DESCRIPTION (provided by applicant): Hyperhomocysteinemia is a modifiable, independent risk factor for cardiovascular disease, cognitive dysfunction, complications of pregnancy, and osteoporosis. Homocysteine-induced endothelial cell dysfunction may link this diverse group of pathologies. Our research has focused on: 1) the vascular biochemistry of homocysteine; 2) the mechanism of homocysteine transport in cultured human aortic endothelial cells; and, 3) the molecular targeting of protein cysteine residues by homocysteine. Thiol-disulfide exchange accounts for the forms of homocysteine in circulation. Cysteine transporters mediate homocysteine import in the vascular endothelium. Evidence is provided that links homocysteine targeting to vascular cell dysfunction. The long-term objectives are to understand the mechanism of homocysteine-accelerated atherogenesis and to develop improved interventional strategies that will lower plasma total homocysteine in high-risk subjects and in subjects who are refractory to conventional therapy (e.g., end-stage renal disease).
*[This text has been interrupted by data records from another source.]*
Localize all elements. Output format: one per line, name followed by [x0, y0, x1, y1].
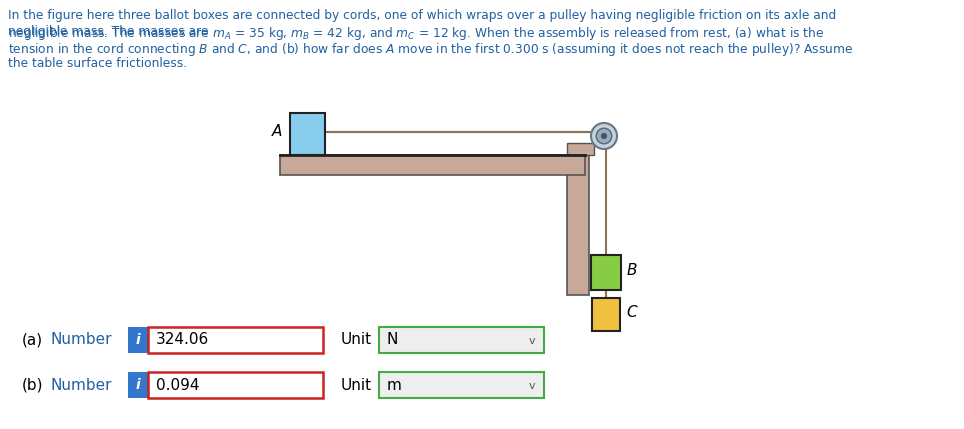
Text: 0.094: 0.094: [156, 378, 200, 393]
Text: i: i: [136, 333, 141, 347]
Text: negligible mass. The masses are $m_A$ = 35 kg, $m_B$ = 42 kg, and $m_C$ = 12 kg.: negligible mass. The masses are $m_A$ = …: [8, 25, 824, 42]
Circle shape: [591, 123, 617, 149]
Bar: [567, 143, 594, 155]
Text: Number: Number: [50, 332, 112, 347]
Bar: [280, 155, 585, 175]
Bar: [148, 372, 323, 398]
Bar: [290, 113, 325, 155]
Bar: [128, 327, 148, 353]
Text: Unit: Unit: [341, 378, 372, 393]
Text: B: B: [627, 263, 637, 278]
Text: the table surface frictionless.: the table surface frictionless.: [8, 57, 187, 70]
Text: i: i: [136, 378, 141, 392]
Text: 324.06: 324.06: [156, 332, 209, 347]
Text: C: C: [626, 305, 636, 320]
Bar: [379, 372, 544, 398]
Text: negligible mass. The masses are: negligible mass. The masses are: [8, 25, 212, 38]
Text: (b): (b): [22, 378, 43, 393]
Text: (a): (a): [22, 332, 43, 347]
Circle shape: [596, 128, 612, 144]
Bar: [148, 327, 323, 353]
Text: A: A: [272, 124, 282, 139]
Text: Number: Number: [50, 378, 112, 393]
Bar: [592, 298, 620, 331]
Text: In the figure here three ballot boxes are connected by cords, one of which wraps: In the figure here three ballot boxes ar…: [8, 9, 836, 22]
Circle shape: [602, 133, 606, 139]
Text: tension in the cord connecting $B$ and $C$, and (b) how far does $A$ move in the: tension in the cord connecting $B$ and $…: [8, 41, 853, 58]
Bar: [591, 255, 621, 290]
Bar: [567, 155, 589, 295]
Text: m: m: [387, 378, 402, 393]
Text: v: v: [528, 336, 535, 346]
Bar: [379, 327, 544, 353]
Text: Unit: Unit: [341, 332, 372, 347]
Text: v: v: [528, 381, 535, 391]
Text: N: N: [387, 332, 398, 347]
Bar: [128, 372, 148, 398]
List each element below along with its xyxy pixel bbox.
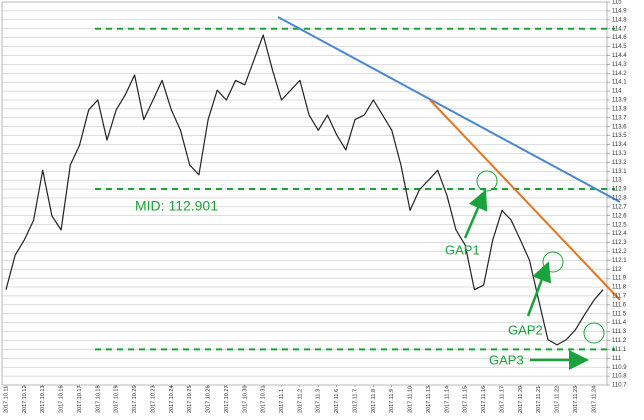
x-tick-label: 2017.11.6 [334, 389, 340, 413]
trend-line-blue [277, 16, 621, 203]
y-tick-label: 111.9 [612, 276, 627, 282]
y-tick-label: 111 [612, 356, 622, 362]
y-tick-label: 111.6 [612, 302, 627, 308]
y-tick-label: 112.5 [612, 222, 627, 228]
grid [2, 1, 615, 387]
series [5, 34, 604, 346]
x-tick-label: 2017.11.20 [518, 386, 524, 413]
y-tick-label: 111.8 [612, 285, 627, 291]
y-tick-label: 112.1 [612, 258, 627, 264]
x-tick-label: 2017.10.25 [187, 385, 193, 413]
y-tick-label: 114.6 [612, 35, 627, 41]
x-tick-label: 2017.11.24 [591, 386, 597, 413]
annotation: GAP1 [445, 242, 480, 257]
y-tick-label: 114.5 [612, 44, 627, 50]
x-tick-label: 2017.11.17 [499, 386, 505, 413]
x-tick-label: 2017.10.30 [242, 385, 248, 413]
x-tick-label: 2017.10.19 [114, 385, 120, 413]
y-tick-label: 113.2 [612, 160, 627, 166]
x-tick-label: 2017.11.16 [481, 386, 487, 413]
y-tick-label: 113.3 [612, 151, 627, 157]
y-tick-label: 112.2 [612, 249, 627, 255]
x-tick-label: 2017.10.16 [59, 385, 65, 413]
x-tick-label: 2017.11.21 [536, 386, 542, 413]
y-tick-label: 111.5 [612, 311, 627, 317]
y-tick-label: 113.9 [612, 98, 627, 104]
y-tick-label: 115 [612, 0, 622, 6]
x-tick-label: 2017.11.1 [279, 389, 285, 413]
x-tick-label: 2017.11.15 [463, 386, 469, 413]
annotation: GAP2 [508, 322, 543, 337]
y-tick-label: 113.6 [612, 124, 627, 130]
y-tick-label: 114.8 [612, 17, 627, 23]
x-tick-label: 2017.10.23 [150, 385, 156, 413]
y-tick-label: 114.9 [612, 8, 627, 14]
y-tick-label: 113.8 [612, 106, 627, 112]
y-tick-label: 114.4 [612, 53, 627, 59]
x-tick-label: 2017.10.17 [77, 385, 83, 413]
y-tick-label: 113.1 [612, 169, 627, 175]
y-tick-label: 114.2 [612, 71, 627, 77]
y-tick-label: 112.3 [612, 240, 627, 246]
y-tick-label: 113.4 [612, 142, 627, 148]
x-tick-label: 2017.11.9 [389, 389, 395, 413]
y-tick-label: 113.5 [612, 133, 627, 139]
x-tick-label: 2017.10.20 [132, 385, 138, 413]
y-tick-label: 111.1 [612, 347, 627, 353]
level-label: MID: 112.901 [135, 198, 218, 214]
x-tick-label: 2017.11.13 [426, 386, 432, 413]
x-tick-label: 2017.11.7 [352, 389, 358, 413]
gap-circle [583, 322, 605, 344]
trend-line-orange [429, 99, 621, 301]
y-tick-label: 113 [612, 178, 622, 184]
y-tick-label: 112.7 [612, 204, 627, 210]
y-tick-label: 111.3 [612, 329, 627, 335]
x-tick-label: 2017.11.8 [371, 389, 377, 413]
y-tick-label: 112.6 [612, 213, 627, 219]
x-tick-label: 2017.10.18 [95, 385, 101, 413]
gap-arrow [526, 261, 552, 317]
x-tick-label: 2017.11.2 [297, 389, 303, 413]
price-line [5, 34, 604, 346]
y-tick-label: 114 [612, 89, 622, 95]
y-tick-label: 112.4 [612, 231, 627, 237]
y-tick-label: 112.9 [612, 187, 627, 193]
y-tick-label: 112 [612, 267, 622, 273]
y-tick-label: 114.7 [612, 26, 627, 32]
y-tick-label: 110.9 [612, 365, 627, 371]
x-tick-label: 2017.10.27 [224, 385, 230, 413]
x-tick-label: 2017.11.23 [573, 386, 579, 413]
gap-arrow [463, 189, 488, 239]
y-tick-label: 112.8 [612, 196, 627, 202]
y-tick-label: 110.8 [612, 374, 627, 380]
x-tick-label: 2017.11.14 [444, 386, 450, 413]
annotation: GAP3 [489, 352, 524, 367]
y-tick-label: 110.7 [612, 383, 627, 389]
x-tick-label: 2017.10.24 [169, 385, 175, 413]
x-tick-label: 2017.10.26 [206, 385, 212, 413]
x-tick-label: 2017.10.13 [40, 385, 46, 413]
y-tick-label: 114.1 [612, 80, 627, 86]
gap-circle [476, 170, 498, 192]
x-tick-label: 2017.10.31 [261, 385, 267, 413]
x-tick-label: 2017.11.22 [555, 386, 561, 413]
x-tick-label: 2017.10.11 [3, 386, 9, 413]
y-tick-label: 111.7 [612, 294, 627, 300]
x-tick-label: 2017.11.10 [408, 386, 414, 413]
x-tick-label: 2017.10.12 [22, 385, 28, 413]
x-tick-label: 2017.11.3 [316, 389, 322, 413]
y-tick-label: 111.2 [612, 338, 627, 344]
y-tick-label: 114.3 [612, 62, 627, 68]
y-tick-label: 113.7 [612, 115, 627, 121]
y-tick-label: 111.4 [612, 320, 627, 326]
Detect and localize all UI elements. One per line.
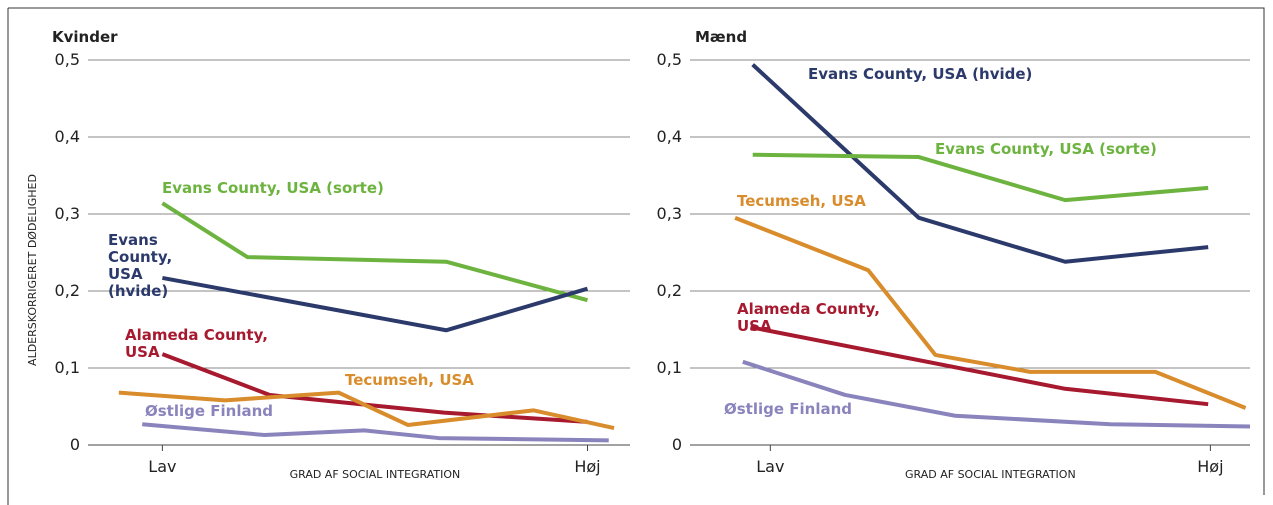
series-label: Alameda County, USA xyxy=(125,326,268,361)
y-tick-label: 0,1 xyxy=(55,358,80,377)
series-label: Evans County, USA (hvide) xyxy=(108,231,173,300)
y-tick-label: 0,2 xyxy=(55,281,80,300)
series-label: Tecumseh, USA xyxy=(345,371,474,389)
series-line xyxy=(751,63,1209,264)
panel-title: Mænd xyxy=(695,28,747,46)
y-tick-label: 0,1 xyxy=(657,358,682,377)
series-line xyxy=(161,352,588,424)
series-line xyxy=(142,422,609,443)
series-label: Evans County, USA (hvide) xyxy=(808,65,1033,83)
y-tick-label: 0,4 xyxy=(657,127,682,146)
y-tick-label: 0,5 xyxy=(55,50,80,69)
series-label: Østlige Finland xyxy=(145,402,274,420)
series-line xyxy=(742,359,1251,429)
x-axis-label: GRAD AF SOCIAL INTEGRATION xyxy=(290,468,461,481)
y-tick-label: 0,3 xyxy=(55,204,80,223)
x-tick-label: Lav xyxy=(756,457,784,476)
frame xyxy=(7,7,1265,505)
y-tick-label: 0 xyxy=(672,435,682,454)
x-axis-label: GRAD AF SOCIAL INTEGRATION xyxy=(905,468,1076,481)
y-tick-label: 0,3 xyxy=(657,204,682,223)
y-tick-label: 0,4 xyxy=(55,127,80,146)
series-line xyxy=(162,275,589,333)
series-line xyxy=(750,325,1209,407)
y-tick-label: 0 xyxy=(70,435,80,454)
y-tick-label: 0,5 xyxy=(657,50,682,69)
series-line xyxy=(752,152,1209,203)
series-label: Evans County, USA (sorte) xyxy=(935,140,1157,158)
x-tick-label: Høj xyxy=(574,457,600,476)
x-tick-label: Høj xyxy=(1197,457,1223,476)
series-label: Tecumseh, USA xyxy=(737,192,866,210)
series-line xyxy=(161,201,589,303)
series-label: Evans County, USA (sorte) xyxy=(162,179,384,197)
y-axis-label: ALDERSKORRIGERET DØDELIGHED xyxy=(26,174,39,366)
series-line xyxy=(118,390,615,431)
x-tick-label: Lav xyxy=(148,457,176,476)
series-label: Østlige Finland xyxy=(724,400,853,418)
panel-title: Kvinder xyxy=(52,28,118,46)
y-tick-label: 0,2 xyxy=(657,281,682,300)
series-line xyxy=(734,215,1247,410)
series-label: Alameda County, USA xyxy=(737,300,880,335)
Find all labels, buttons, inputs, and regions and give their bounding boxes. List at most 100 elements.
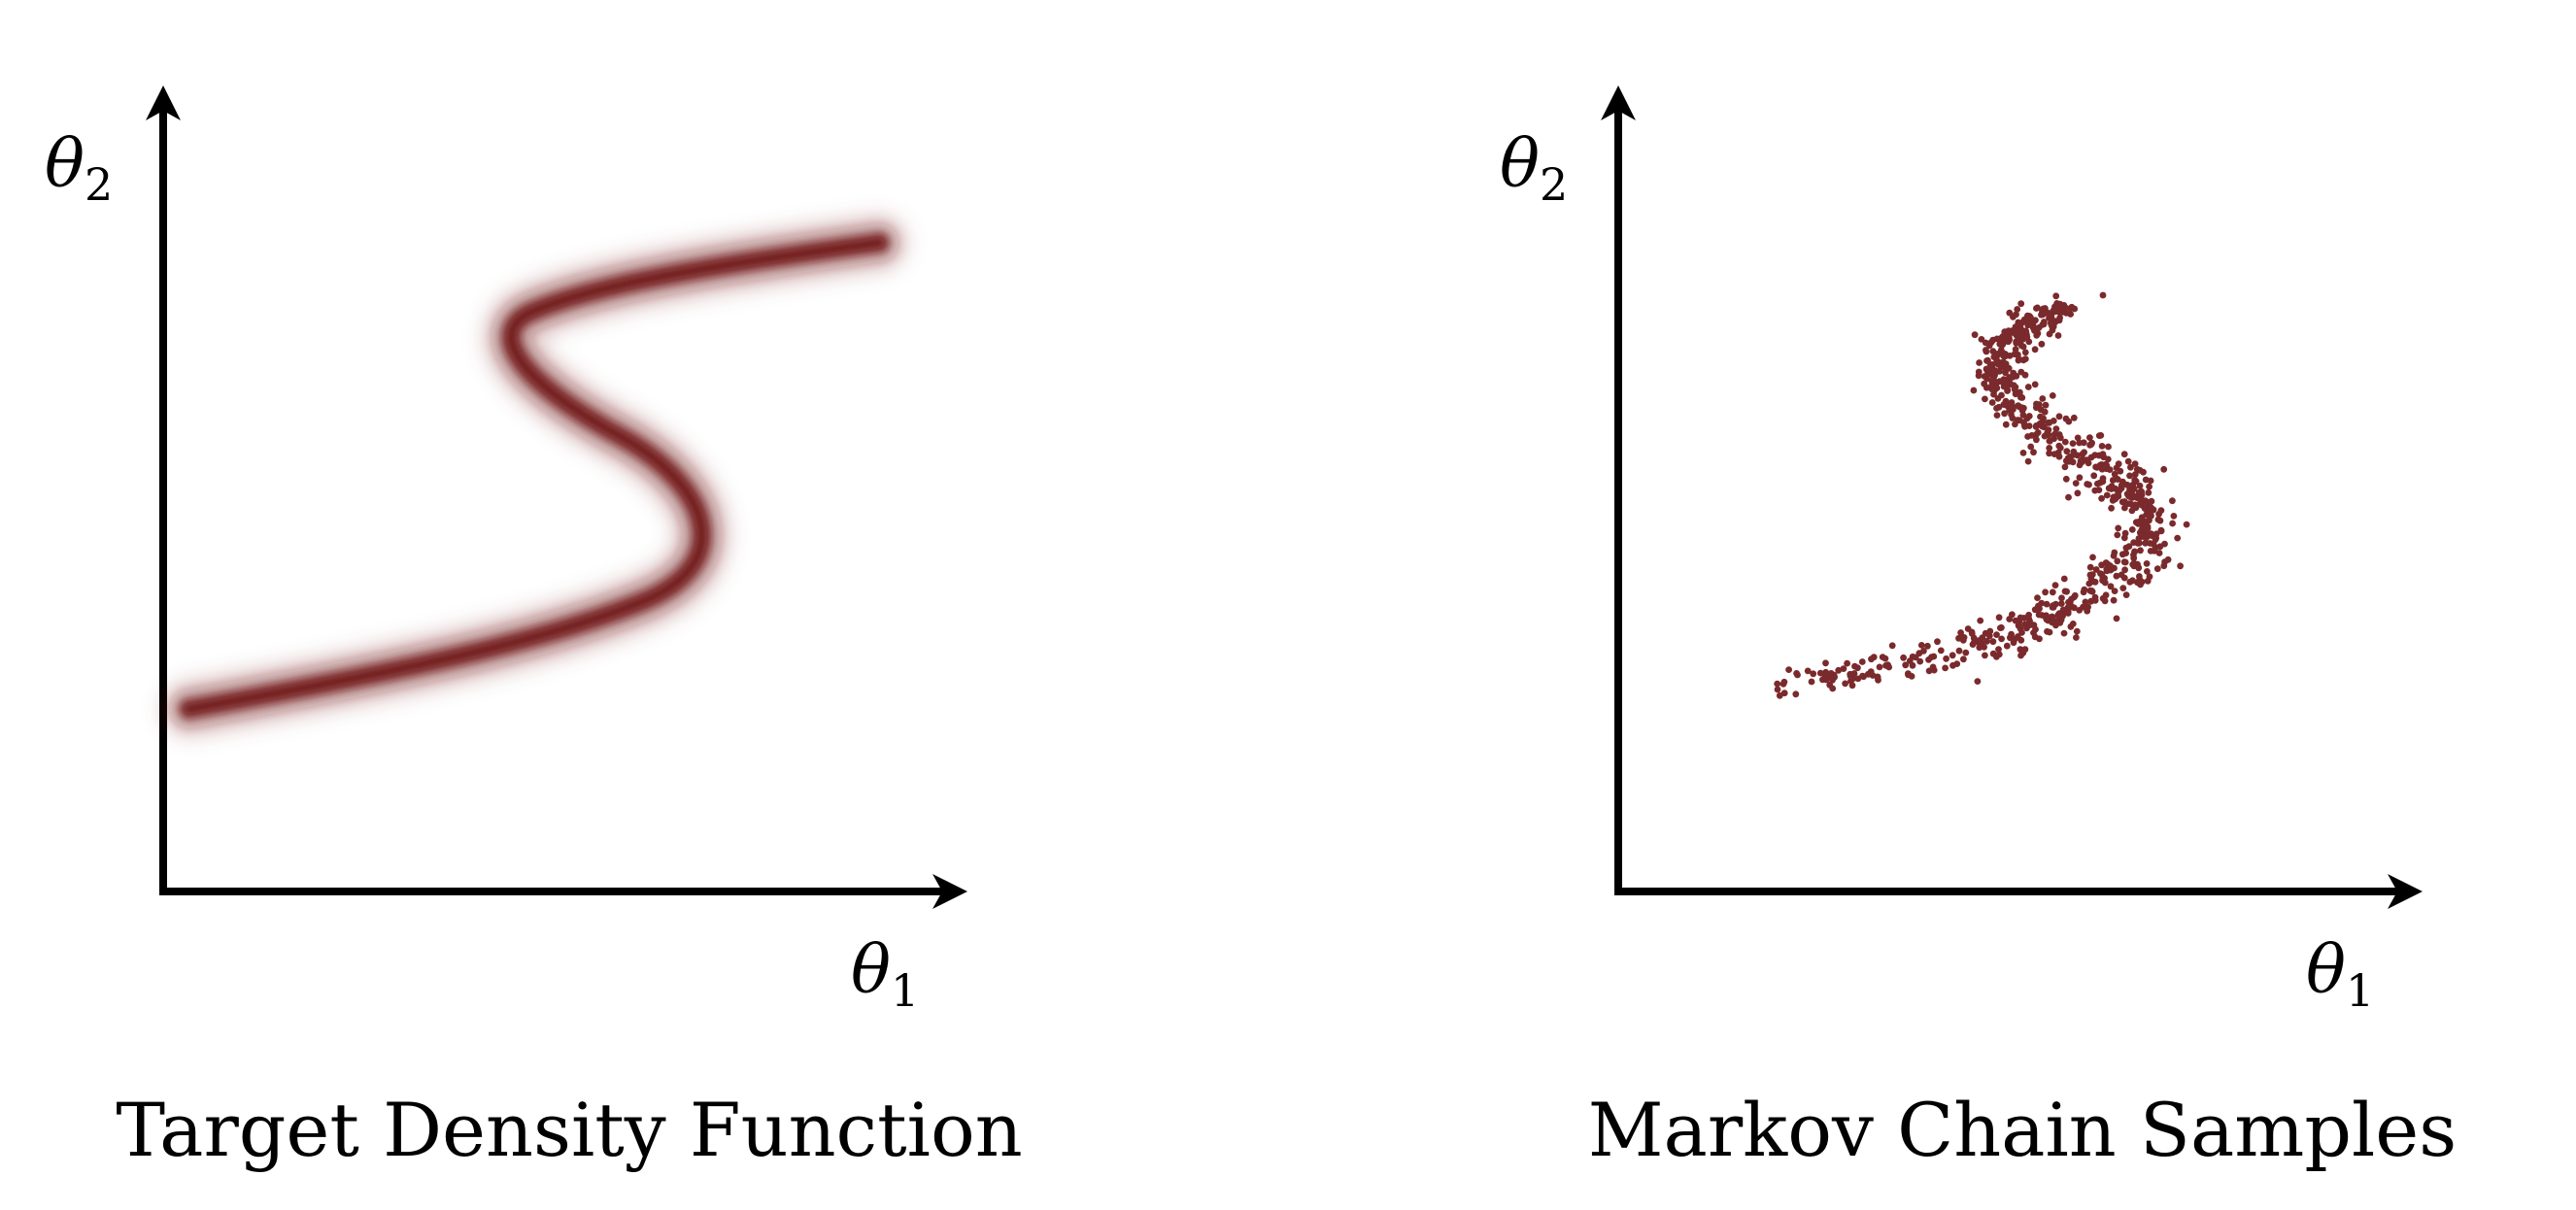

Our central hypotheses are: 1) homocysteine is a mediator of early atherogenesis but becomes a marker in advanced atherosclerosis (we call this the "mediator ?>? marker hypothesis" of hyperhomocysteinemia); 2) monocyte chemoattractant protein 1 and other pro-inflammatory cytokines are induced by homocysteine in early atherogenesis by a mechanism involving the activation of NF-kB; 3) the fundamental mechanism underlying homocysteine causality is molecular targeting; and, 4) homocysteine-lowering by primary intervention will reduce mortality and morbidity associated with hyperhomocysteinemia. Our specific aims are: 1) to study the mechanism of protein homocysteinylation and functional consequences; 2) to study the transport and metabolism of homocysteine and its disulfide congeners in vascular cells; and, 3) to identify intracellular proteins (e.g., metallothionein) targeted by homocysteine and how loss of function of targeted proteins leads to vascular cell dysfunction. The program to fortify the American diet with folic acid, completed in January, 1998, has had a profound effect on reducing the incidence of hyperhomocysteinemia, neural tube defects and, possibly, mortality due to stroke and heart attack. Additional public health benefits are likely by gaining a better understanding of homocysteine transport, metabolism and the adverse effects of homocysteine on our circulatory system.

描述（由申请人提供）：高同型半胱氨酸血症是心血管疾病、认知功能障碍、妊娠并发症和骨质疏松症的可改变的独立危险因素。同型半胱氨酸诱导的内皮细胞功能障碍可能将这组不同的病理联系起来。我们的研究重点是：1）同型半胱氨酸的血管生化； 2）培养人主动脉内皮细胞同型半胱氨酸转运机制； 3) 同型半胱氨酸对蛋白质半胱氨酸残基的分子靶向。硫醇-二硫化物交换解释了循环中同型半胱氨酸的形式。半胱氨酸转运蛋白介导血管内皮中同型半胱氨酸的输入。有证据表明同型半胱氨酸靶向与血管细胞功能障碍有关。长期目标是了解同型半胱氨酸加速动脉粥样硬化形成的机制，并开发改进的干预策略，以降低高危受试者和常规治疗难治性受试者（例如终末期肾病）的血浆总同型半胱氨酸。我们的中心假设是：1）同型半胱氨酸是早期动脉粥样硬化形成的介质，但成为晚期动脉粥样硬化的标志物（我们称之为高同型半胱氨酸血症的“介质？>？标志物假说”）； 2) 单核细胞趋化蛋白1和其他促炎细胞因子在早期动脉粥样硬化形成中由同型半胱氨酸诱导，其机制涉及NF-kB的激活； 3）同型半胱氨酸因果关系的根本机制是分子靶向； 4) 通过初级干预降低同型半胱氨酸将降低与高同型半胱氨酸血症相关的死亡率和发病率。我们的具体目标是：1）研究蛋白质同型半胱氨酸化的机制和功能后果； 2）研究同型半胱氨酸及其二硫键同系物在血管细胞中的转运和代谢； 3) 识别同型半胱氨酸靶向的细胞内蛋白（例如金属硫蛋白）以及靶向蛋白功能丧失如何导致血管细胞功能障碍。用叶酸强化美国人饮食的计划于 1998 年 1 月完成，对降低高同型半胱氨酸血症、神经管缺陷以及可能因中风和心脏病引起的死亡率产生了深远的影响。通过更好地了解同型半胱氨酸的转运、代谢以及同型半胱氨酸对我们循环系统的不利影响，可能会带来额外的公共健康益处。